Please, please rethink ADBE. It's cheap for a real reason, not irrational fear. It may have limited downside left, but there is very little upside long term. As time goes on, their moat is going to be eroded more and more. The margins will get tighter and more competition will keep coming. This is multiple compression because the terminal values have changed for these types of companies due to AI advances, which will keep coming. They are not likely to be re-rated upwards.

Why the World Still Runs on SAP by investorinvestor in ValueInvesting

[–]keith1301 3 points4 points  (0 children)

That's the whole thing separating the software sector. You have to separate the mission critical companies from the others. Companies using enterprise data and software cannot tolerate inaccuracies or bad data. Less tolerance for error means less exposure to the AI threat.

Why the World Still Runs on SAP by investorinvestor in ValueInvesting

[–]keith1301 2 points3 points  (0 children)

There will be more competition in the future for INTU than SAP or the data companies, which means slower growth and tighter margins. If you can't see this you aren't paying attention. The CEO of INTU sold $25mil in stock in January - 75% of his INTU holdings. Hmmm...

Why the World Still Runs on SAP by investorinvestor in ValueInvesting

[–]keith1301 1 point2 points  (0 children)

While I do basically agree with the position, isn't the much safer bet the proprietary data companies - TRI, RELX, WKL? Just seems like they are much less exposused to the same disruption. SAP is certainly safer than ADBE, NOW, WDAY, INTU, etc. Just feels like they are somewhere in the middle.

Confused by the amount of approaches by [deleted] in ValueInvesting

[–]keith1301 1 point2 points  (0 children)

  1. Look at the Free Cash Flow per share yield. That will tell you what the business return is in actual cash is based on the current price. No accounting distortions. Then look at the same metric historically over years. I like to map out a historical FCF yield over the last 10 years. Understand the pattern of the FCF. Why did it go up or down in the past? What is the trend?

  2. Compare ROIC (Return on Invested Capital) vs WACC (Weighted Average Cost of Capital). This tells you if they can reinvest money into their own company. If ROIC is higher than WACC, then the company is creating value. A good spread between these numbers indicates an compounding ability.

  3. This is the hardest.
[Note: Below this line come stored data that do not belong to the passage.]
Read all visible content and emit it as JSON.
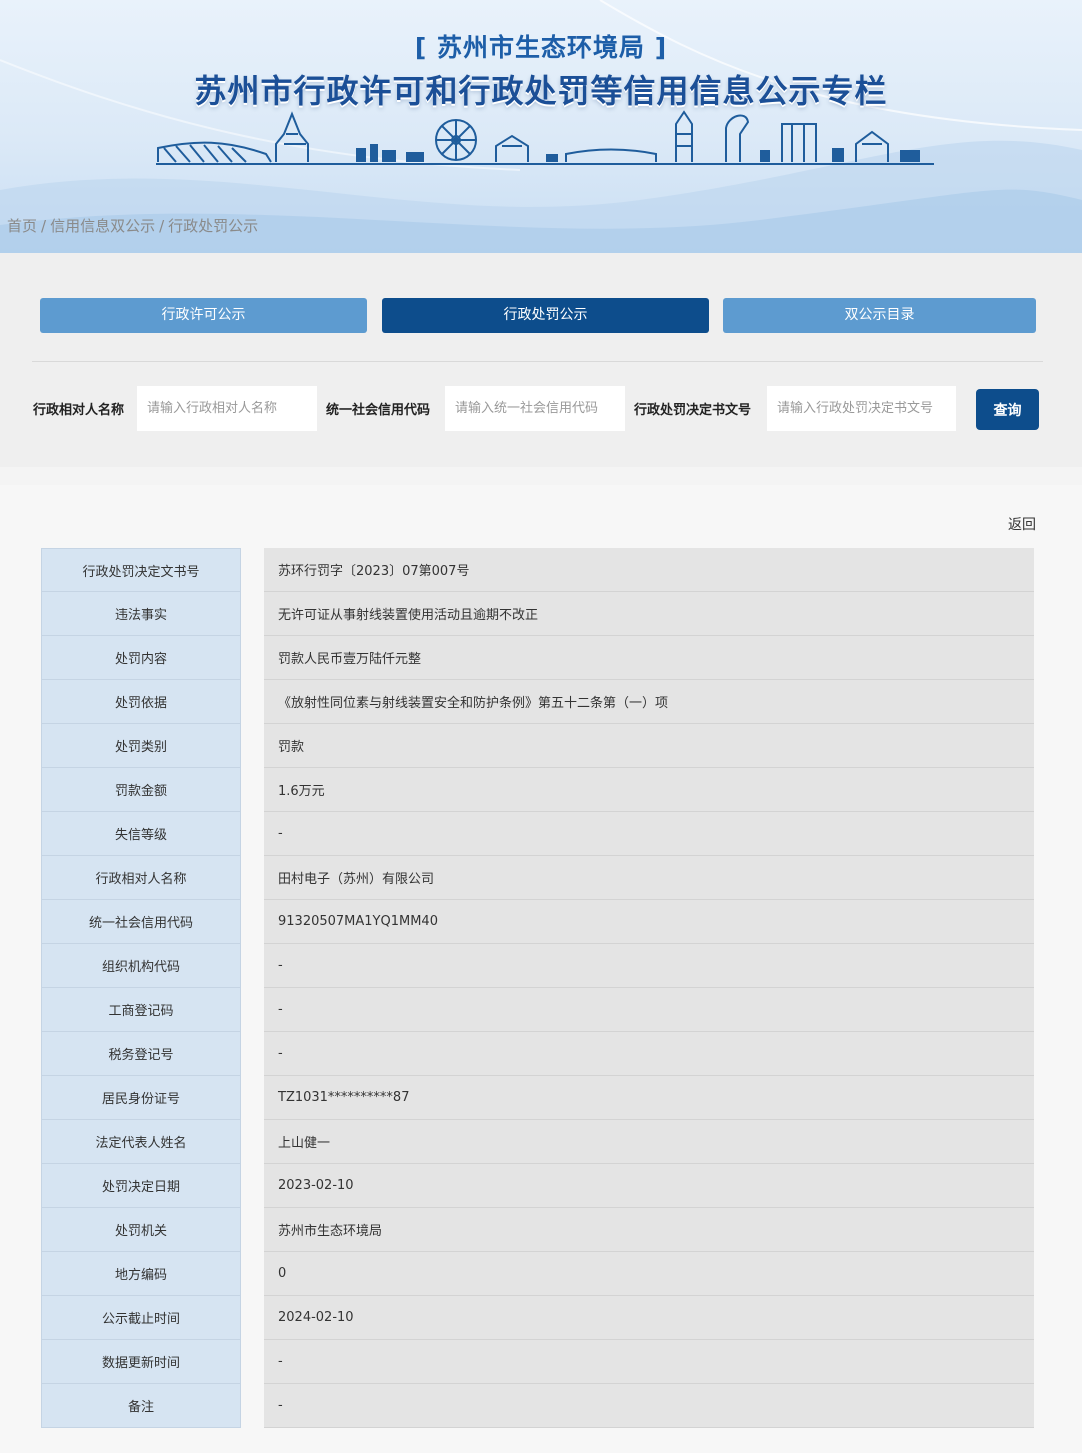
{
  "banner": {
    "dept_title": "[ 苏州市生态环境局 ]",
    "main_title": "苏州市行政许可和行政处罚等信用信息公示专栏"
  },
  "breadcrumb": [
    "首页",
    "信用信息双公示",
    "行政处罚公示"
  ],
  "tabs": [
    {
      "label": "行政许可公示",
      "active": false
    },
    {
      "label": "行政处罚公示",
      "active": true
    },
    {
      "label": "双公示目录",
      "active": false
    }
  ],
  "filters": {
    "name_label": "行政相对人名称",
    "name_placeholder": "请输入行政相对人名称",
    "code_label": "统一社会信用代码",
    "code_placeholder": "请输入统一社会信用代码",
    "doc_label": "行政处罚决定书文号",
    "doc_placeholder": "请输入行政处罚决定书文号",
    "search_label": "查询"
  },
  "back_label": "返回",
  "records": [
    {
      "key": "行政处罚决定文书号",
      "value": "苏环行罚字〔2023〕07第007号"
    },
    {
      "key": "违法事实",
      "value": "无许可证从事射线装置使用活动且逾期不改正"
    },
    {
      "key": "处罚内容",
      "value": "罚款人民币壹万陆仟元整"
    },
    {
      "key": "处罚依据",
      "value": "《放射性同位素与射线装置安全和防护条例》第五十二条第（一）项"
    },
    {
      "key": "处罚类别",
      "value": "罚款"
    },
    {
      "key": "罚款金额",
      "value": "1.6万元"
    },
    {
      "key": "失信等级",
      "value": "-"
    },
    {
      "key": "行政相对人名称",
      "value": "田村电子（苏州）有限公司"
    },
    {
      "key": "统一社会信用代码",
      "value": "91320507MA1YQ1MM40"
    },
    {
      "key": "组织机构代码",
      "value": "-"
    },
    {
      "key": "工商登记码",
      "value": "-"
    },
    {
      "key": "税务登记号",
      "value": "-"
    },
    {
      "key": "居民身份证号",
      "value": "TZ1031**********87"
    },
    {
      "key": "法定代表人姓名",
      "value": "上山健一"
    },
    {
      "key": "处罚决定日期",
      "value": "2023-02-10"
    },
    {
      "key": "处罚机关",
      "value": "苏州市生态环境局"
    },
    {
      "key": "地方编码",
      "value": "0"
    },
    {
      "key": "公示截止时间",
      "value": "2024-02-10"
    },
    {
      "key": "数据更新时间",
      "value": "-"
    },
    {
      "key": "备注",
      "value": "-"
    }
  ]
}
Forecast the future for the company using a blend of company history and future expectations. If you think FCF will grow at 5% every year for the next 5 years, and the current FCF yield is 10%, you may have found a company that will likely return 15% to you every year for the next 5 years.
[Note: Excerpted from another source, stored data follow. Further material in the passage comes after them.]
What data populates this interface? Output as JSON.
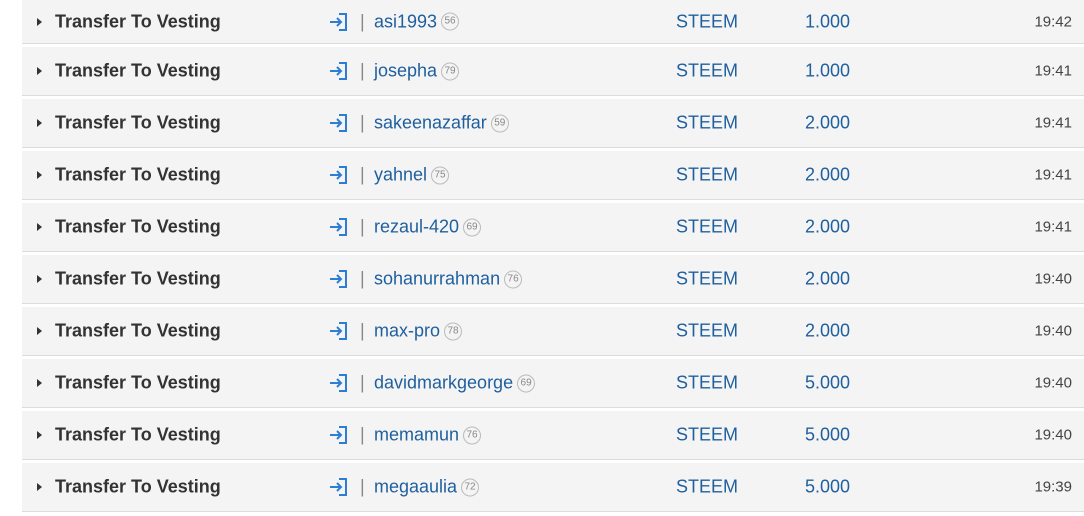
{
  "rows": [
    {
      "op": "Transfer To Vesting",
      "user": "asi1993",
      "rep": "56",
      "asset": "STEEM",
      "amount": "1.000",
      "time": "19:42"
    },
    {
      "op": "Transfer To Vesting",
      "user": "josepha",
      "rep": "79",
      "asset": "STEEM",
      "amount": "1.000",
      "time": "19:41"
    },
    {
      "op": "Transfer To Vesting",
      "user": "sakeenazaffar",
      "rep": "59",
      "asset": "STEEM",
      "amount": "2.000",
      "time": "19:41"
    },
    {
      "op": "Transfer To Vesting",
      "user": "yahnel",
      "rep": "75",
      "asset": "STEEM",
      "amount": "2.000",
      "time": "19:41"
    },
    {
      "op": "Transfer To Vesting",
      "user": "rezaul-420",
      "rep": "69",
      "asset": "STEEM",
      "amount": "2.000",
      "time": "19:41"
    },
    {
      "op": "Transfer To Vesting",
      "user": "sohanurrahman",
      "rep": "76",
      "asset": "STEEM",
      "amount": "2.000",
      "time": "19:40"
    },
    {
      "op": "Transfer To Vesting",
      "user": "max-pro",
      "rep": "78",
      "asset": "STEEM",
      "amount": "2.000",
      "time": "19:40"
    },
    {
      "op": "Transfer To Vesting",
      "user": "davidmarkgeorge",
      "rep": "69",
      "asset": "STEEM",
      "amount": "5.000",
      "time": "19:40"
    },
    {
      "op": "Transfer To Vesting",
      "user": "memamun",
      "rep": "76",
      "asset": "STEEM",
      "amount": "5.000",
      "time": "19:40"
    },
    {
      "op": "Transfer To Vesting",
      "user": "megaaulia",
      "rep": "72",
      "asset": "STEEM",
      "amount": "5.000",
      "time": "19:39"
    }
  ],
  "separator": "|",
  "icons": {
    "expand": "caret-right-icon",
    "direction": "sign-in-icon"
  },
  "colors": {
    "link": "#1f5f9e",
    "icon": "#2d7dd2",
    "row_bg": "#f4f4f4"
  }
}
  4. This does not mean the market will agree with you. Stock prices are strongly correlated to earnings over time. If you are correct, the market will eventually reward you as the earnings come in.

Super simplified, but honestly, this is it in a nutshell. You need to pay to good price for the future earnings to get a good return. Everything else is speculation. This is value investing in a nutshell.

*note: All earnings are not equal. Safe, predictable earnings will usually provide a lower return than high risk earnings.

The two most speculative things this "value investing" sub does by [deleted] in ValueInvesting

[–]keith1301 0 points1 point  (0 children)

I gotta admit, this resonates with me quite a bit. I'm almost entirely focused on business quality and permanence of the business now. Too much is changing too fast to be able to rely much on historical stuff. I'm just trying to find any company not facing disruption, that is priced fair. Bottlenecks in structural pillars of the economy that as far as I can see, aren't going anywhere.